Substituir uma liderança que, nas eleições de Junho conseguiu mais 14 deputados que em Dezembro de 2015 e manteve o partido como o mais votado, é impossível. Os hara kiri partidários são normais em caso de derrotas, funcionam como purgas do insucesso. Não vigoram, portanto, em tempo de consolidação de influência. E foi o que as urnas ditaram em 26 de Junho. Cidadãos, partido neófito, propôs uma redenção que o estado-maior do PP encarou como proposta de sublevação. Nada feito, portanto.
A vida política espanhola decorre a uma velocidade estonteante. Dentro de três semanas, a 25 de Setembro, nas regionais do País Basco e da Galiza, o PP vai confirmar o que já se sabe. Pouca implantação em Euskadi, e forte liderança em terras galegas, onde aliás está à frente do executivo. Assim, é mais que provável um reforço das suas posições na terra de Rajoy. Sem cataclismos tudo continuará na mesma e não é displicente estar à frente de um executivo em funções em Espanha.
Do outro lado da moeda do bipartidarismo de então, no campo do PSOE, os cálculos não são tranquilos. A liderança de Pedro Sanchéz , colocada em desconfiança de lume brando por notáveis antigos dirigentes (como Felipe González) e olhada de soslaio pelos barões regionais – que exercem o poder na Andaluzia e na Extremadura, entre outros –, nada pode esperar de redentor dos escrutínios basco e galego. Rajoy defende-se na peculiar estratégia de repetir argumentos e medir em centímetros os seus movimentos, mas governa. Sanchéz arrasa na análise, ataca no discurso mas é vazio na proposta. Não deu resposta ao essencial: com quem, como e porquê pode forjar uma alternativa? É mais fácil que esta debilidade abra as portas à crise interna.
A adversidade do PSOE tem um nome – Podemos – e um protagonista, Pablo Iglésias. Os que catapultaram das ruas o movimento dos jovens indignados e transformaram a luta contra o que classificavam como “casta da política” em deputados de camisa aberta e jeans, não têm um percurso coerente, mas vendem ilusões. Recém-chegados, querem hegemonizar a esquerda, beneficiando da navegação sem bússola ideológica de Pedro Sanchéz. Iglésias e os seus são mestres na simbiose do descontentamento com os sound bites das redes sociais. Discurso simples, que teve momentos de arrivismo – como indicar as pastas dos seus ministros num hipotético Governo liderado pelos socialistas depois das eleições de 20 de Dezembro de 2015 – e um trambolhão em Junho: falhou a ultrapassagem eleitoral ao PSOE.

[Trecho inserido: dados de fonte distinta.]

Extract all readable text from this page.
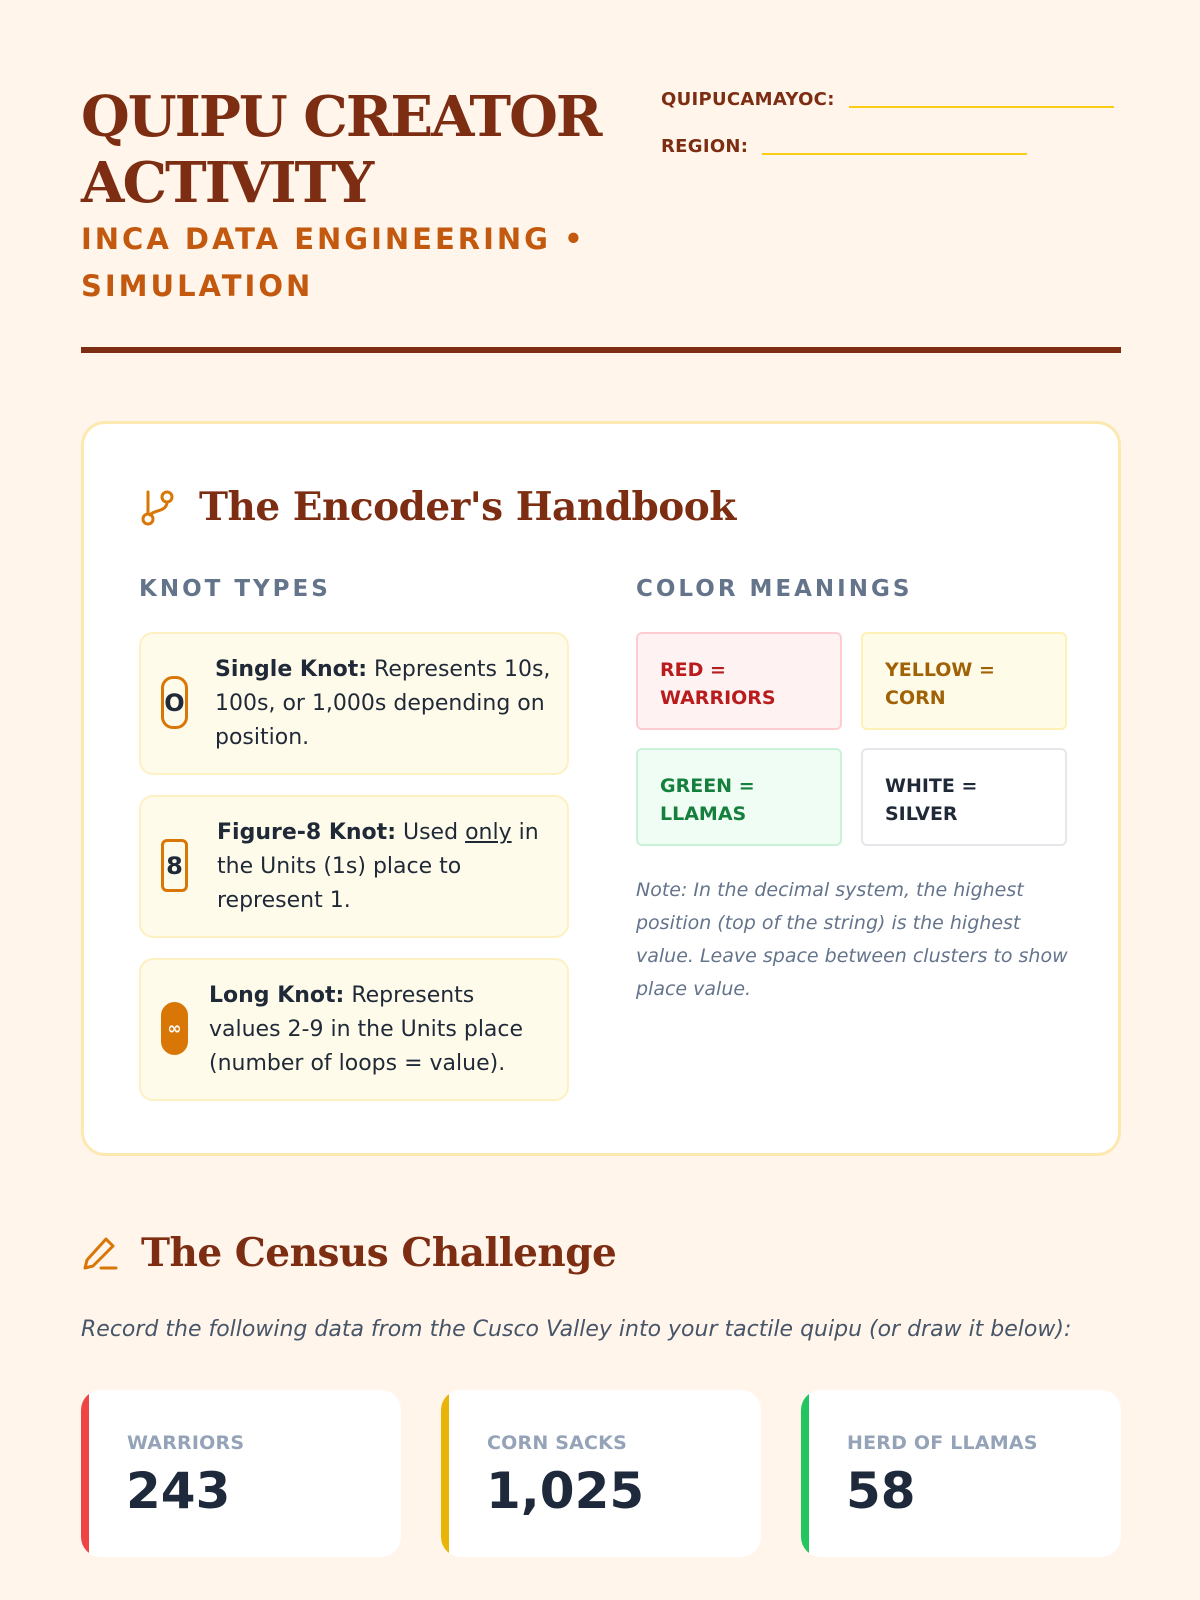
QUIPU CREATOR ACTIVITY
INCA DATA ENGINEERING • SIMULATION
QUIPUCAMAYOC:
REGION:
The Encoder's Handbook
KNOT TYPES	COLOR MEANINGS
O
Single Knot: Represents 10s, 100s, or 1,000s depending on position.
8
Figure-8 Knot: Used only in the Units (1s) place to represent 1.
∞
Long Knot: Represents values 2-9 in the Units place (number of loops = value).
RED = WARRIORS
YELLOW = CORN
GREEN = LLAMAS
WHITE = SILVER
Note: In the decimal system, the highest position (top of the string) is the highest value. Leave space between clusters to show place value.
The Census Challenge
Record the following data from the Cusco Valley into your tactile quipu (or draw it below):
WARRIORS
243
CORN SACKS
1,025
HERD OF LLAMAS
58
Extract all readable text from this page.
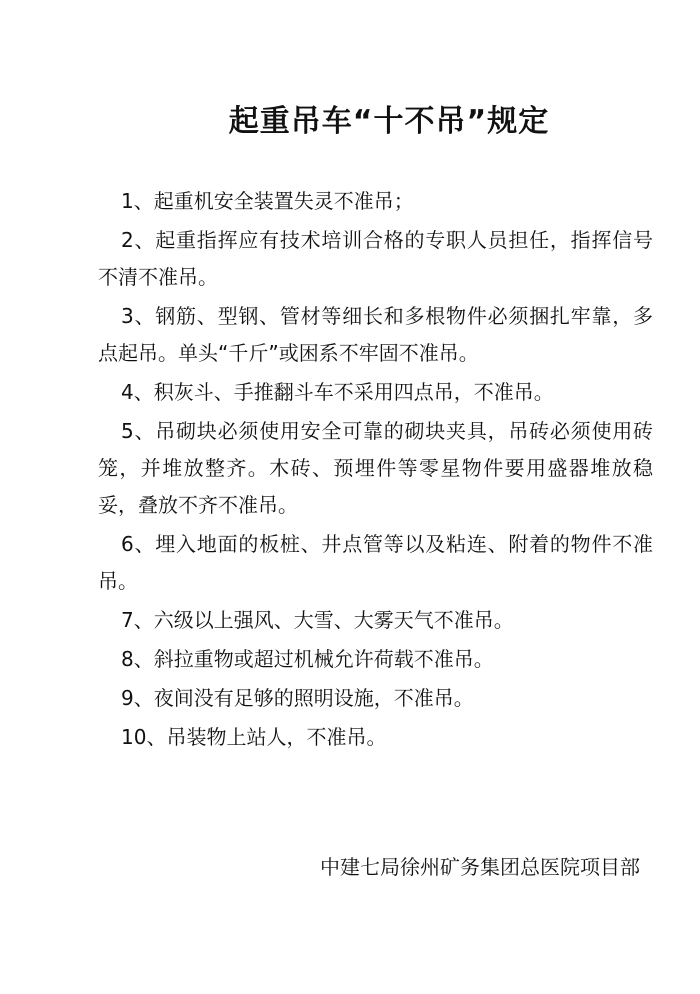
起重吊车“十不吊”规定
1、起重机安全装置失灵不准吊；
2、起重指挥应有技术培训合格的专职人员担任，指挥信号不清不准吊。
3、钢筋、型钢、管材等细长和多根物件必须捆扎牢靠，多点起吊。单头“千斤”或困系不牢固不准吊。
4、积灰斗、手推翻斗车不采用四点吊，不准吊。
5、吊砌块必须使用安全可靠的砌块夹具，吊砖必须使用砖笼，并堆放整齐。木砖、预埋件等零星物件要用盛器堆放稳妥，叠放不齐不准吊。
6、埋入地面的板桩、井点管等以及粘连、附着的物件不准吊。
7、六级以上强风、大雪、大雾天气不准吊。
8、斜拉重物或超过机械允许荷载不准吊。
9、夜间没有足够的照明设施，不准吊。
10、吊装物上站人，不准吊。
中建七局徐州矿务集团总医院项目部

O discurso desta semana de Podemos tinha os olhos postos em Sanchéz. Mas o jovem, mediático e bem-parecido secretário-geral do PSOE não estava preparado para este abraço de urso. A sua cara era inexpressiva, não houve um gesto, símbolo de aflição e desnorte.
Contas feitas, o PP sabe o que quer. O Cidadãos tenta a quadratura do círculo da responsabilidade dos partidos tradicionais. O PSOE teme as sombras ao longo do dia: a de Podemos, à esquerda, a de Cidadãos ao centro, e a da direita dos “populares”. Pelo que perderá para todos eles. O Podemos, tal como Rajoy, aposta numas terceiras eleições, que espera sejam corrosivas para o bipartidarismo. Afinal, em Espanha foi destruído um modelo de repartição de poder, com alternância entre PSOE e PP e apoios de regionalistas e nacionalistas, e não está construído um novo sistema. Daí, este limbo de impossibilidade.